La homosexualidad había dejado de ser ilegal en Inglaterra en 1967, pero la homofobia de alguna manera se institucionaliza en 1988: Primera Ministra con ínfulas de reina, Margaret Thatcher acaba de prohibir en las escuelas promover “la aceptabilidad de la homosexualidad”. La ópera prima de Georgia Oakley, Blue Jean, es un sensible retrato de una generación marcada por esas políticas reaccionarias que crean una cultura de vigilancia y violencia hacia afuera y de silencio y vergüenza hacia dentro de la comunidad homosexual.
Jean (Rosy McEwen) es una profesora de educación física en una escuela secundaria. Tiene una doble vida: en una intenta ocultar su orientación sexual por miedo a perder su trabajo; en la otra disfruta de los bares gay, donde puede finalmente ser quien es en medio de un grupo de amigas militantes, que incluye a su novia Viv (Kerrie Hayes). Filmado en 16 mm granulado y vibrante, ese espacio nocturno es más que un decorado: la presencia de lo oscuro con su capacidad para disolver los límites, los contornos, las formas, los cuerpos. Entre tinieblas el cuerpo individual puede devenir colectivo, más confuso, más cósmico.
Blue Jean, la primera película de Georgia Oakley
La película se mueve entre lo diurno y lo nocturno de estos dos mundos -la escuela cada vez más claustrofóbica y la comunidad queer más liberada- pero también en ese intersticio donde la sociedad se convierte en una cárcel abstracta: todo lo que Jean tiene que hacer es mirar por la ventana, encender la televisión o la radio para que el contexto represivo invada algo más que su privacidad: toda su psique.
Jean maneja el arte de disimular la ansiedad, pero vive con la angustia de alguien que debe estar atento en todo momento, cuidando sus palabras, sus gestos, sus compañías. Su pequeño hábitat natural -la escuela, su barrio, su familia- se ha convertido en un comisaría. Cuando su nueva alumna, Lois (Lucy Halliday), aparece en el bar y descubre que su profesora es lesbiana, Jean entra en pánico: la adolescente es una una mancha tóxica, una extraña y permanente forma de amenaza para su vida.
Georgia Oakley describe a una compleja heroína queer en un mundo heterosexual, una criatura perseguida que oculta su angustia bajo un disfraz de feminidad socialmente aceptable, que se ve empujada a transformar sus días en una serie de agotadores dilemas morales y malas decisiones. Clásica sin ser académica, la dirección es precisa, captura la época y se mantiene al servicio de su tema, enfocándose en las relaciones que Jean mantiene con los demás y el sentimiento de culpa que se desprende de ella.
Rosy McEwen se mete en el personaje como si fuera una segunda piel.

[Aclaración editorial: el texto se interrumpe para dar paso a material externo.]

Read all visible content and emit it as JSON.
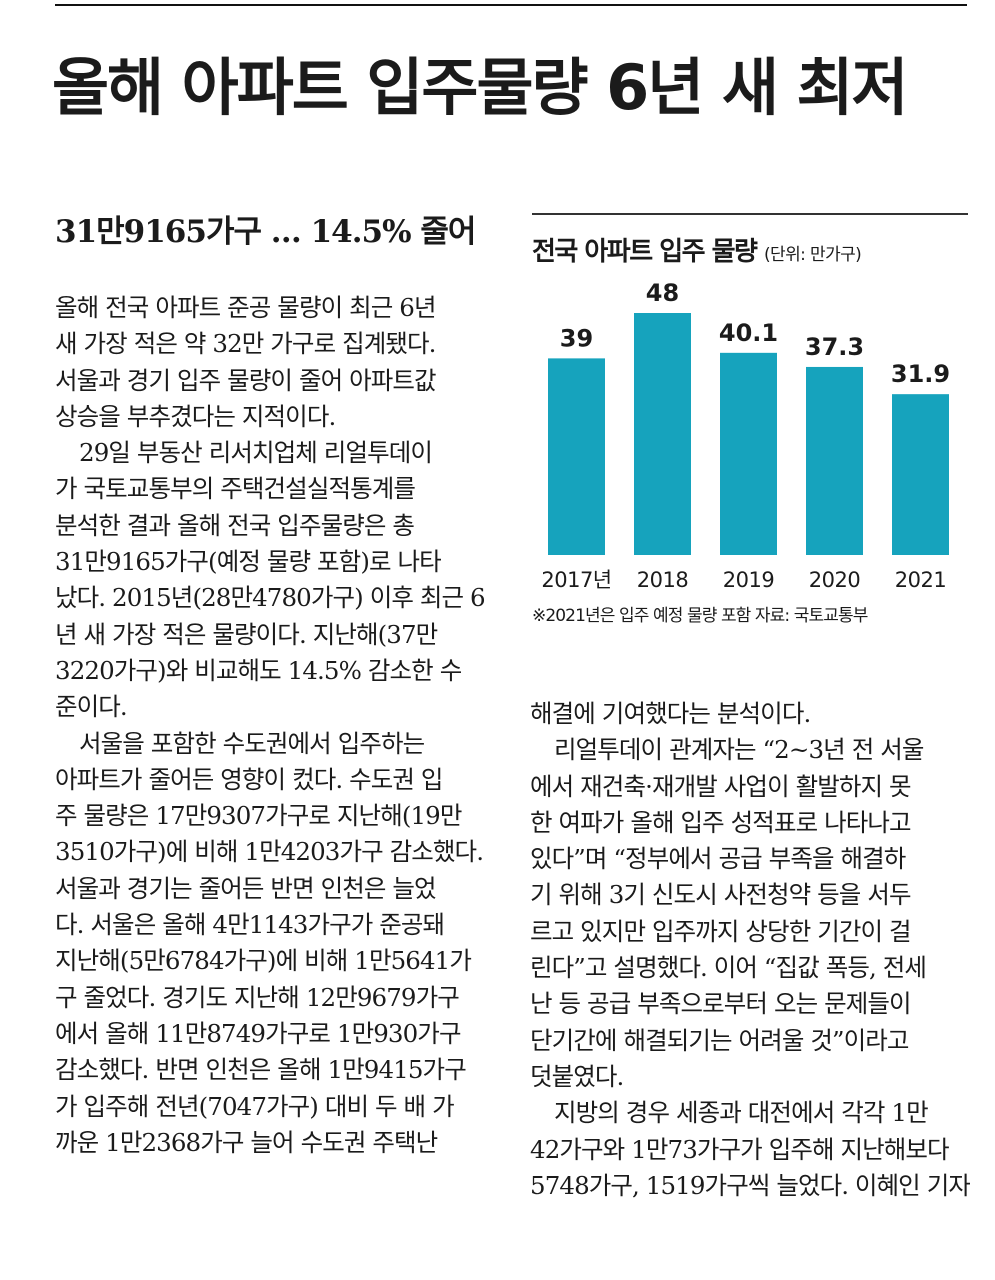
{
  "headline": "올해 아파트 입주물량 6년 새 최저",
  "subhead": "31만9165가구 … 14.5% 줄어",
  "left_column": [
    "올해 전국 아파트 준공 물량이 최근 6년",
    "새 가장 적은 약 32만 가구로 집계됐다.",
    "서울과 경기 입주 물량이 줄어 아파트값",
    "상승을 부추겼다는 지적이다.",
    "29일 부동산 리서치업체 리얼투데이",
    "가 국토교통부의 주택건설실적통계를",
    "분석한 결과 올해 전국 입주물량은 총",
    "31만9165가구(예정 물량 포함)로 나타",
    "났다. 2015년(28만4780가구) 이후 최근 6",
    "년 새 가장 적은 물량이다. 지난해(37만",
    "3220가구)와 비교해도 14.5% 감소한 수",
    "준이다.",
    "서울을 포함한 수도권에서 입주하는",
    "아파트가 줄어든 영향이 컸다. 수도권 입",
    "주 물량은 17만9307가구로 지난해(19만",
    "3510가구)에 비해 1만4203가구 감소했다.",
    "서울과 경기는 줄어든 반면 인천은 늘었",
    "다. 서울은 올해 4만1143가구가 준공돼",
    "지난해(5만6784가구)에 비해 1만5641가",
    "구 줄었다. 경기도 지난해 12만9679가구",
    "에서 올해 11만8749가구로 1만930가구",
    "감소했다. 반면 인천은 올해 1만9415가구",
    "가 입주해 전년(7047가구) 대비 두 배 가",
    "까운 1만2368가구 늘어 수도권 주택난"
  ],
  "right_column": [
    "해결에 기여했다는 분석이다.",
    "리얼투데이 관계자는 “2~3년 전 서울",
    "에서 재건축·재개발 사업이 활발하지 못",
    "한 여파가 올해 입주 성적표로 나타나고",
    "있다”며 “정부에서 공급 부족을 해결하",
    "기 위해 3기 신도시 사전청약 등을 서두",
    "르고 있지만 입주까지 상당한 기간이 걸",
    "린다”고 설명했다. 이어 “집값 폭등, 전세",
    "난 등 공급 부족으로부터 오는 문제들이",
    "단기간에 해결되기는 어려울 것”이라고",
    "덧붙였다.",
    "지방의 경우 세종과 대전에서 각각 1만",
    "42가구와 1만73가구가 입주해 지난해보다",
    "5748가구, 1519가구씩 늘었다.",
    "이혜인 기자"
  ],
  "chart": {
    "title": "전국 아파트 입주 물량",
    "unit": "(단위: 만가구)",
    "note": "※2021년은 입주 예정 물량 포함 자료: 국토교통부"
  },
  "chart_data": {
    "type": "bar",
    "title": "전국 아파트 입주 물량",
    "unit": "만가구",
    "categories": [
      "2017년",
      "2018",
      "2019",
      "2020",
      "2021"
    ],
    "values": [
      39,
      48,
      40.1,
      37.3,
      31.9
    ],
    "value_labels": [
      "39",
      "48",
      "40.1",
      "37.3",
      "31.9"
    ],
    "ylim": [
      0,
      48
    ],
    "bar_color": "#16a3bd",
    "grid": false,
    "legend": "none"
  }
}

Con cada gesto y expresión sugiere a alguien completamente paralizado por el miedo, con destellos fugaces de horror en los ojos y ese rostro de una impasibilidad a veces tan forzada que tiembla. El elemento humano es lo que sangra en la pantalla.
Toda película habla de su tiempo: en un mundo que peligrosamente se corre hacia la derecha, Blue Jean habla de los 80’s con la urgencia del presente, cuando ciertas formas de tolerancia se consideran perjudiciales para la familia tradicional y se materializan en leyes que prohíben la información sobre la orientación sexual e identidad de género a niños y adolescentes.
Pero si la película es un eco de la represión de la homosexualidad que sigue vigente en el mundo actual, se niega a ser activista, y plantea sus temas en términos pasionales en vez de discursivos. El centro de gravedad es Jean y el vía crucis que recorre, sumando al clima homofóbico de la era Thatcher sus propias elecciones de vida: toda lesbiana es política.